Friday Flash Fiction: The Librarian

Once upon a time, I belonged to a Facebook group called Friday Flash Fics. Every week, we were given a photo as a writing prompt, with our flash fiction responses (500 words or less) to the photo posted every Friday.

I’m no longer on Facebook, but the flash fic group was one of the few things going for that social media platform. Of course, since it was Facebook, it was not without its problems. When I posted a link to the Friday Flash Fic installment “Santa Baby,” I got flagged for inappropriate content.

Facebook: join for the social connection, stay for the prudishness and homophobia.
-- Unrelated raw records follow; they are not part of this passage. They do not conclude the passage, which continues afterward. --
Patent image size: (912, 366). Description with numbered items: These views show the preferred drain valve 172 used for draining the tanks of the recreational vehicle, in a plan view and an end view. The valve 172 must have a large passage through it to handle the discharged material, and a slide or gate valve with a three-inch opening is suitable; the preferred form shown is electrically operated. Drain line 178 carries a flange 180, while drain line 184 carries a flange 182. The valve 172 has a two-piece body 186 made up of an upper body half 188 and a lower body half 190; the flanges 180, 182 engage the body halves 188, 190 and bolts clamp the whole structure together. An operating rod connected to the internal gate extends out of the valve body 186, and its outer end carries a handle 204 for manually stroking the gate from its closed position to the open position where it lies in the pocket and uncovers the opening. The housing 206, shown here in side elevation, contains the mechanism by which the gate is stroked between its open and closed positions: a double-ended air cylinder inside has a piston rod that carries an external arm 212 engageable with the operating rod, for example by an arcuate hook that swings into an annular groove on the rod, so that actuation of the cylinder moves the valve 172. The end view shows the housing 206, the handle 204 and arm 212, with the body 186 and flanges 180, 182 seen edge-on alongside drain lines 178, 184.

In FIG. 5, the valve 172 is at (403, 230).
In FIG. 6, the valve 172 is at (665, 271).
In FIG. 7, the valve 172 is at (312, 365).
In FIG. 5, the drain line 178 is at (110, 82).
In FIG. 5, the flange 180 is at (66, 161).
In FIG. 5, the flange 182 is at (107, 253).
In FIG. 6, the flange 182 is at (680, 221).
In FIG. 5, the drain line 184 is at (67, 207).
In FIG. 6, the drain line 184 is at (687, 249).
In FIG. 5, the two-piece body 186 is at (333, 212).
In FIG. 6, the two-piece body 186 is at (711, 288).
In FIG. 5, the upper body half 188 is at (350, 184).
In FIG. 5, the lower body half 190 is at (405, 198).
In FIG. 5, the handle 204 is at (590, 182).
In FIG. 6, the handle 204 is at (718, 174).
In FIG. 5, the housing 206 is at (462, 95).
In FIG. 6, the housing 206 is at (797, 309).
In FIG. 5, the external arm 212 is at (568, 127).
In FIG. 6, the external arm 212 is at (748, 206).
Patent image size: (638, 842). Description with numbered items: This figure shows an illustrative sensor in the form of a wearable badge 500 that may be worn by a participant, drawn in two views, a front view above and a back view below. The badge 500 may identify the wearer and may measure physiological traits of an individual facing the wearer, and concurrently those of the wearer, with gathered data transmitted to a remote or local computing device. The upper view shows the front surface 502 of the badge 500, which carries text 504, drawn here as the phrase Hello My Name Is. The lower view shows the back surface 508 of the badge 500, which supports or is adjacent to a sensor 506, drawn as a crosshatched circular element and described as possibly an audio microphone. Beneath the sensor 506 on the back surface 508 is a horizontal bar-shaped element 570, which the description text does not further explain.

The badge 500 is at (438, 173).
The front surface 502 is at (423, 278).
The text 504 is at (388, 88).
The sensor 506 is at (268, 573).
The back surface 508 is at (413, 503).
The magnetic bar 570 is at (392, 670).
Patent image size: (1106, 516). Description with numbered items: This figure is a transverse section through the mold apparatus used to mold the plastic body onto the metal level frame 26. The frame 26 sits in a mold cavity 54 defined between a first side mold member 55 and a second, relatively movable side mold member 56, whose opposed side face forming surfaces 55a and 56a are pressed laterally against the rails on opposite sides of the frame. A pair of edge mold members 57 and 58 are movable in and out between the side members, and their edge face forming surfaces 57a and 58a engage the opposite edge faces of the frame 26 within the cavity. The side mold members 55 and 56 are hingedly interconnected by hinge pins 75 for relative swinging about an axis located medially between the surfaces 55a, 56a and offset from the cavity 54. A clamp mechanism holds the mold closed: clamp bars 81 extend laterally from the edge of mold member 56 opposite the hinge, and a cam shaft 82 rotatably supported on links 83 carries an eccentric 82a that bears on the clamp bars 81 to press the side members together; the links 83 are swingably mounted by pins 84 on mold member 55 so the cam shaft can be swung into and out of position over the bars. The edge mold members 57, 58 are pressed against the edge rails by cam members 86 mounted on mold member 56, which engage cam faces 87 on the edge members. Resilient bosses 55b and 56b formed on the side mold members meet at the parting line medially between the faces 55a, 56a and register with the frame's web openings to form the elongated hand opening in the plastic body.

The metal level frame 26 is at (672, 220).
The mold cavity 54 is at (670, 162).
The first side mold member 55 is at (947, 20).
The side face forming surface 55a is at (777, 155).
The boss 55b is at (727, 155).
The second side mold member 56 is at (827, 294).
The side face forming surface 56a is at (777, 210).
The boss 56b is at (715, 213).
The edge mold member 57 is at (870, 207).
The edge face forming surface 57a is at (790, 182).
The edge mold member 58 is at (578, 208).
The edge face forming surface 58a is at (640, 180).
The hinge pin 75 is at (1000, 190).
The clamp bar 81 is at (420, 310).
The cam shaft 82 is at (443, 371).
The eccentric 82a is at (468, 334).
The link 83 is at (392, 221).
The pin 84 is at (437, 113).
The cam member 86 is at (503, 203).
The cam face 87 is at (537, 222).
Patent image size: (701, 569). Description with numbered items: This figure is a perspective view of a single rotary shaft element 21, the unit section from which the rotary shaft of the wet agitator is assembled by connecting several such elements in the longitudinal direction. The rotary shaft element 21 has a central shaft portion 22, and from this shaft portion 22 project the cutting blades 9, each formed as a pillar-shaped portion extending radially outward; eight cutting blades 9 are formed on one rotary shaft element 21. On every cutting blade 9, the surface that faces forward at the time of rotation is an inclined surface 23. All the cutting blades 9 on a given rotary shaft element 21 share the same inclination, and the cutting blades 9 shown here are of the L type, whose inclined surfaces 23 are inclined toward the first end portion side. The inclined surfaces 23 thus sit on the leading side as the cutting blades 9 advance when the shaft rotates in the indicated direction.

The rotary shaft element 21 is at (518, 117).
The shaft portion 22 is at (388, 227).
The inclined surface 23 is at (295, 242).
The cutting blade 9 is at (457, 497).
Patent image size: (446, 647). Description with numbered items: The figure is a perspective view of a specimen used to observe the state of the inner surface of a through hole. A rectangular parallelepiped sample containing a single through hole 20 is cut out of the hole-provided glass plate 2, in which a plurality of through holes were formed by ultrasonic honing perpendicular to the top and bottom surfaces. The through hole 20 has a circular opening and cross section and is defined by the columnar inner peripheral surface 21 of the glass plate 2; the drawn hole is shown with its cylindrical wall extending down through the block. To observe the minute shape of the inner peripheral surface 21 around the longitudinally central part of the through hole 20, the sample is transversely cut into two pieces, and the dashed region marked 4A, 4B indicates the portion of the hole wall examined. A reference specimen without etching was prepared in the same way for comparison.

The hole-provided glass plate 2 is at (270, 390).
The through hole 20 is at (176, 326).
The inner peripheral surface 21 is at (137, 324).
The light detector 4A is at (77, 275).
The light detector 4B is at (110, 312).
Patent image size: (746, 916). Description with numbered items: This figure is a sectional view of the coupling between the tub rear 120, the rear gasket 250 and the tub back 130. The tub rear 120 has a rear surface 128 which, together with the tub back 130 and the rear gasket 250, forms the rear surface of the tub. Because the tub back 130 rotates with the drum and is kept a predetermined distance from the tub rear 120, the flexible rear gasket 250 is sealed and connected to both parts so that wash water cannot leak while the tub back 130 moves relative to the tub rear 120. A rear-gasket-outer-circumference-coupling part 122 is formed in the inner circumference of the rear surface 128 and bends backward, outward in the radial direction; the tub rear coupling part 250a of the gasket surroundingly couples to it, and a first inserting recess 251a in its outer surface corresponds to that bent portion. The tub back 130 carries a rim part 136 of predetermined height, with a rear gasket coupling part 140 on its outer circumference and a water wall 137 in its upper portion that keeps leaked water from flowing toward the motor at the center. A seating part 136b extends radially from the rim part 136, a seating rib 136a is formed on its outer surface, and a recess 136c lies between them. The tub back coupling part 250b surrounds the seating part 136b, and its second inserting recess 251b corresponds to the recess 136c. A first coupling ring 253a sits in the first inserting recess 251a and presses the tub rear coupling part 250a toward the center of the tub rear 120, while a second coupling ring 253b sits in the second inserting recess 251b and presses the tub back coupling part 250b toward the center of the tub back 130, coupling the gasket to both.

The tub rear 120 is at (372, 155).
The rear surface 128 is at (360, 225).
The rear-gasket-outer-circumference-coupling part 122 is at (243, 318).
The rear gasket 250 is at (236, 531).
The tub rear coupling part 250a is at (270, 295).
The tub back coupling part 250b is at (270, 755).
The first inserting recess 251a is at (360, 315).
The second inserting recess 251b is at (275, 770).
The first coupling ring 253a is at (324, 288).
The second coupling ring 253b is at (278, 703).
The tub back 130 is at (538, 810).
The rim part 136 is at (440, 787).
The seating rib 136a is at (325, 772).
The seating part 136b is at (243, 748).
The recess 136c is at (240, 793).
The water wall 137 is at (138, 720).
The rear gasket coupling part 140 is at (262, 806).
Or not.

But don’t get me started. In any case, one week we were given the photo prompt below:

image of a muscular man in a t-shirt that says "Librarian—the hardest part of my job is being nice to people who think they know how to do my job."
(Image credit unknown; if you know, please pass it along so I can give attribution. Thank you!)

I’m sure we can all relate to the sentiment expressed on his shirt a little bit. Also, I like it when people are not what they appear. We make so many assumptions based on appearance that are usually wrong.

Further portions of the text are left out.